April 23rd: my daughter Elizabeth’s birthday (she’s 9)—and Shakespeare’s and J.M.W. Turner’s. Birthdays aside, they’re linked by a great theme: the imagination.
Shakespeare’s lovely lines from A Midsummer Night's Dream still resonate:
As imagination bodies forth
The forms of things unknown, the
poet’s pen
Turns them to shapes, and gives to airy nothing
A local habitation and a name.
Shakespeare associates the imagination with “the lunatic, the lover, and the poet,” and we still tend to think of it as having a vaguely irrational, ephemeral (“airy nothing”), even slightly dangerous quality—good (even in excess) in writers and artists, but not in scientists, for whom supposedly hard-headed reason rules.
Great scientists have in fact always celebrated the imagination. “The gift of imagination has meant more to me than my talent for absorbing absolute knowledge,” Einstein observed. Francis Crick wrote that “The most important requirements in theoretical work are a combination of accurate thinking and imaginative ideas.” Yet in this age still mesmerized by the idea of the two cultures, imagination continues to be primarily identified with the arts.
Turner (who will enjoy his first major exhibition in the US in over forty years this June) fortunately had no qualms about letting his extraordinary imagination be inspired not just by nature but by science as well. Friend of John Herschel, Charles Babbage, Humphrey Davy, and Michael Faraday, he kept abreast of scientific advances, and in the case of Faraday, successfully incorporated into his late paintings the profound metaphysical shift electromagnetism would gradually bring about in our conception of reality.

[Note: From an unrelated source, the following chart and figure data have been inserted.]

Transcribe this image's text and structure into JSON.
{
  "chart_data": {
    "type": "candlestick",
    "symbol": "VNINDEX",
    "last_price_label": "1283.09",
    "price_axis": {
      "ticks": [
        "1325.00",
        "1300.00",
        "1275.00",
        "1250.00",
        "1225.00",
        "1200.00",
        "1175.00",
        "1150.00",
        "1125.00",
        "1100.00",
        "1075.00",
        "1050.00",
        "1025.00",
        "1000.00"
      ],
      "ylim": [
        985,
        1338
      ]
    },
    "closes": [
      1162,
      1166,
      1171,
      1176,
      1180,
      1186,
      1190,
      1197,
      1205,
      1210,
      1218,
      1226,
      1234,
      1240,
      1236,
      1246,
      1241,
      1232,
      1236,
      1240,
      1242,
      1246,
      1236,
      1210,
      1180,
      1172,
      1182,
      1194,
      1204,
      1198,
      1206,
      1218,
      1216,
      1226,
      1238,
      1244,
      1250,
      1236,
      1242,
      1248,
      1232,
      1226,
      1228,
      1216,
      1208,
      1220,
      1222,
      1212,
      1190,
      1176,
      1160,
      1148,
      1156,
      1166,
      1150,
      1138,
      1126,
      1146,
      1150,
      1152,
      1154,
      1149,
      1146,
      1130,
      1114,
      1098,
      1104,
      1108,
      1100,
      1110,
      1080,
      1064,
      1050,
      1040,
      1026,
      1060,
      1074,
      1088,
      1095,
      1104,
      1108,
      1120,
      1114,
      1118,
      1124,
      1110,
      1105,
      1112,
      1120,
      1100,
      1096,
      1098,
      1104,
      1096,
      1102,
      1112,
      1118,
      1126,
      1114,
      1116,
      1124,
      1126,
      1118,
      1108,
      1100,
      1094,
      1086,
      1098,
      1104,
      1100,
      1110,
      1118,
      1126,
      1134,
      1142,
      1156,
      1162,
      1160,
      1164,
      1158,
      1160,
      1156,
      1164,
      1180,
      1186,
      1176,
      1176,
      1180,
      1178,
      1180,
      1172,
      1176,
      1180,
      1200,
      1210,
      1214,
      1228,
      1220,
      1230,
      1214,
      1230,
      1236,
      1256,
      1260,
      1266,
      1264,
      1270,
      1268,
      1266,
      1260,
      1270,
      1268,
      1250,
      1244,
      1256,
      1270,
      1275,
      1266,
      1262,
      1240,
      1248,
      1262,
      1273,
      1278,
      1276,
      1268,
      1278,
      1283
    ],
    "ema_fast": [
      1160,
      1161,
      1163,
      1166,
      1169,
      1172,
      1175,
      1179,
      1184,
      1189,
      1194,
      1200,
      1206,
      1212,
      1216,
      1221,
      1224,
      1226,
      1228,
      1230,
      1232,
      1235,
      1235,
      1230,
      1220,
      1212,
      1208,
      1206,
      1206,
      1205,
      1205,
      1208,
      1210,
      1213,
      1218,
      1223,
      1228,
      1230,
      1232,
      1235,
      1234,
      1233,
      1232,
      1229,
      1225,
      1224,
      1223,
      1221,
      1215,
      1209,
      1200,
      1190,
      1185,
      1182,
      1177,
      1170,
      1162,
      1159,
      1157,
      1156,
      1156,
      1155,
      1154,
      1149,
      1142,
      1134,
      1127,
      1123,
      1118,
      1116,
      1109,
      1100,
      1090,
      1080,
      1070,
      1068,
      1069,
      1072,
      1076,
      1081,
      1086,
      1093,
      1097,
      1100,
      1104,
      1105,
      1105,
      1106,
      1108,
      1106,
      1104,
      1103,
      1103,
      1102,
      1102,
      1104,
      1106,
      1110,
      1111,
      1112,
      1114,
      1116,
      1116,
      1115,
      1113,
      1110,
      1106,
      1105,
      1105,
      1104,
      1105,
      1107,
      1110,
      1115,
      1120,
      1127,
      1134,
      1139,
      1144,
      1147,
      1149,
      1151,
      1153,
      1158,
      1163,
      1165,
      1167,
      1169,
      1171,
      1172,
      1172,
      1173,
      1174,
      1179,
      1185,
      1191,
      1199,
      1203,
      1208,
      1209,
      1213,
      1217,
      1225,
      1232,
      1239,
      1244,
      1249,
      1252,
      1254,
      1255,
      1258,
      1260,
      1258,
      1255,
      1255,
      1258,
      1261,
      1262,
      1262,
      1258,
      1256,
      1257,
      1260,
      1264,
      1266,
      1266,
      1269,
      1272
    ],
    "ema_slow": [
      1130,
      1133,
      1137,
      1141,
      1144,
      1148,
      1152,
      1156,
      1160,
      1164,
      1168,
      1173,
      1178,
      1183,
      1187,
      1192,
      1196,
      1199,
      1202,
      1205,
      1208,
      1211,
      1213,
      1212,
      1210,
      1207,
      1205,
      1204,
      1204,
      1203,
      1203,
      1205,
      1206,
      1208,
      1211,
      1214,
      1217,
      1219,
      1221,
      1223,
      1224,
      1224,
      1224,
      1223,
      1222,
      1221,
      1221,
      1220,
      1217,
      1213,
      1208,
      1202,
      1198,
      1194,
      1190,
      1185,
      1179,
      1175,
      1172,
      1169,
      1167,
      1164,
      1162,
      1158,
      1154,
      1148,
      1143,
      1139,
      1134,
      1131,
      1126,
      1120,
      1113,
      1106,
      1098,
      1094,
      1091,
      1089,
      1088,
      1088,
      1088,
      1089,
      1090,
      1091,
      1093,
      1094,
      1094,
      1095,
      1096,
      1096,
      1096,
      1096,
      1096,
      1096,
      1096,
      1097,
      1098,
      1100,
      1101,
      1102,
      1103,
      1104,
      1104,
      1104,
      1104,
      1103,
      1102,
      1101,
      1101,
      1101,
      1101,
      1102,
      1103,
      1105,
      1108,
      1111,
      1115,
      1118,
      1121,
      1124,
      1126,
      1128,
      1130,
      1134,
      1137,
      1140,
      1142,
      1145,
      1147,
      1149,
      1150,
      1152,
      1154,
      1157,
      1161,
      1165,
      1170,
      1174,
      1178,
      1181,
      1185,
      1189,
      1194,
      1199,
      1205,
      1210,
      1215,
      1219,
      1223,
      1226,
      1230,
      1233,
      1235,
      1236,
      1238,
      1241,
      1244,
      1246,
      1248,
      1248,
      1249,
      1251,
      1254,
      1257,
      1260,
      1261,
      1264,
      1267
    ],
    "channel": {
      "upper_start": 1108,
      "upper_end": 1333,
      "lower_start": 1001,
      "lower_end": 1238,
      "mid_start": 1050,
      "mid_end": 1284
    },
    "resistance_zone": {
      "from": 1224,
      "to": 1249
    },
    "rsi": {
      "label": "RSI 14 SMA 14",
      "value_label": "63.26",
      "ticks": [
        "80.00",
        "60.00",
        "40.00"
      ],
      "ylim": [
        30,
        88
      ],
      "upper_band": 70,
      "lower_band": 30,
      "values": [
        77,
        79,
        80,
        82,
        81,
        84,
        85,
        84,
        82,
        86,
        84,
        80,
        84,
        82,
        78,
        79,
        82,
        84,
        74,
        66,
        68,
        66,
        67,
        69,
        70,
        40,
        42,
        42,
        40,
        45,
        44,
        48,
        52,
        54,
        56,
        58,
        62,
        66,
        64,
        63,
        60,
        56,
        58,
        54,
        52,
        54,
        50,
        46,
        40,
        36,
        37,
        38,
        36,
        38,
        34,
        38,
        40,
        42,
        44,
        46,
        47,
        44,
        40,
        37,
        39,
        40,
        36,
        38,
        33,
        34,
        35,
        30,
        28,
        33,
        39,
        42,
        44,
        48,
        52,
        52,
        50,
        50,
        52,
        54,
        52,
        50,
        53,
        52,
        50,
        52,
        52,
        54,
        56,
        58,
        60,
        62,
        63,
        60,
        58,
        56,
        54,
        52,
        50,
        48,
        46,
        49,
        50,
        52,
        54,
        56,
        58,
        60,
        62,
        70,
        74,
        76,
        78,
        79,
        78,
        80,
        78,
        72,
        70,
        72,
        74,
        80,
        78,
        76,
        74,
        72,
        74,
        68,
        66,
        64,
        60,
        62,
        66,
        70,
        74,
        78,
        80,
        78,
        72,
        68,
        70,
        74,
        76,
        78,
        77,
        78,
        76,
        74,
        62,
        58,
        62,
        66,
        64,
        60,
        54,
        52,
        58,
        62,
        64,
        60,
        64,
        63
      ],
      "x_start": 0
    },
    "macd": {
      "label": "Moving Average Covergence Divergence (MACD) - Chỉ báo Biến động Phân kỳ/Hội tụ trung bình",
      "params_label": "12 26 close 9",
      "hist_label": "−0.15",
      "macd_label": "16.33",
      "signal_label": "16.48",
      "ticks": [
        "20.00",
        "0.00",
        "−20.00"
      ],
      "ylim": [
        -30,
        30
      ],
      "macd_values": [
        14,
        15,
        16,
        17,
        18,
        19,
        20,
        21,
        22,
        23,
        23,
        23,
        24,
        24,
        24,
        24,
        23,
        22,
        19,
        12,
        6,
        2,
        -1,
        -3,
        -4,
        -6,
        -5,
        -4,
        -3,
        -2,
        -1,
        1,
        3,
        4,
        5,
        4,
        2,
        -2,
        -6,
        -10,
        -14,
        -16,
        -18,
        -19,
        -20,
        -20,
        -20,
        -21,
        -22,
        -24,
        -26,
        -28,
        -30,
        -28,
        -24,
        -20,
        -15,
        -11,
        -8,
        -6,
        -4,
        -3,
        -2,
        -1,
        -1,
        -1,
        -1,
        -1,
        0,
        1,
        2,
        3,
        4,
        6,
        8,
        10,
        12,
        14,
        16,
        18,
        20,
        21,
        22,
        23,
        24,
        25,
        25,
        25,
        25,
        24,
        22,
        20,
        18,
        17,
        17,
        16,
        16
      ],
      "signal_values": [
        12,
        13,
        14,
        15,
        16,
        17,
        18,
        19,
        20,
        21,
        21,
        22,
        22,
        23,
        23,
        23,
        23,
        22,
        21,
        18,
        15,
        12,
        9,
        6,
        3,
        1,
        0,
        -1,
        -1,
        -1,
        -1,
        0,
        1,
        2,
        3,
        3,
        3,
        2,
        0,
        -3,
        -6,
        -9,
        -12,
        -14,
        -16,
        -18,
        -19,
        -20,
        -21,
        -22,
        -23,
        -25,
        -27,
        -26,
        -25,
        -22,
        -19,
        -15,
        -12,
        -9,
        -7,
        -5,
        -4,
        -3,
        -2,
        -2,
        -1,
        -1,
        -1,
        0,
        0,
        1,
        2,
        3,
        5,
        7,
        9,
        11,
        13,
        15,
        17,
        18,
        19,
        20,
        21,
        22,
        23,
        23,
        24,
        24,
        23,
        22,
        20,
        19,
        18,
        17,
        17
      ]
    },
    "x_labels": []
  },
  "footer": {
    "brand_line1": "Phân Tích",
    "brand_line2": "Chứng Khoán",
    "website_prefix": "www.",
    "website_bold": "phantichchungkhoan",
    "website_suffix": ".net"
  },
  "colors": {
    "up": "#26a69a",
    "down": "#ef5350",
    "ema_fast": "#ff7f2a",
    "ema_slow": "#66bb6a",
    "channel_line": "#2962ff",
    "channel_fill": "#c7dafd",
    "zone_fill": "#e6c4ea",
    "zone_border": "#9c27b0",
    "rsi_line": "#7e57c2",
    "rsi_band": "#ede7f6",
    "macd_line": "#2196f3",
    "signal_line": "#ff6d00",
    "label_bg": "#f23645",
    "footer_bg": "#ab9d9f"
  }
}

You’d think we’d at least nurture imaginative ability at school, but one of Elizabeth’s teachers told me that, far from stimulating the imagination educationally, we’re killing it. Fortunately, Elizabeth’s is still wonderfully alive, one reason why Smart World is dedicated to her.
Happy Birthday, Lizzie!
It's not germane to your post, but April 12, 1550 is the birth date of the real author, Edward de Vere, 17th Earl of Oxford.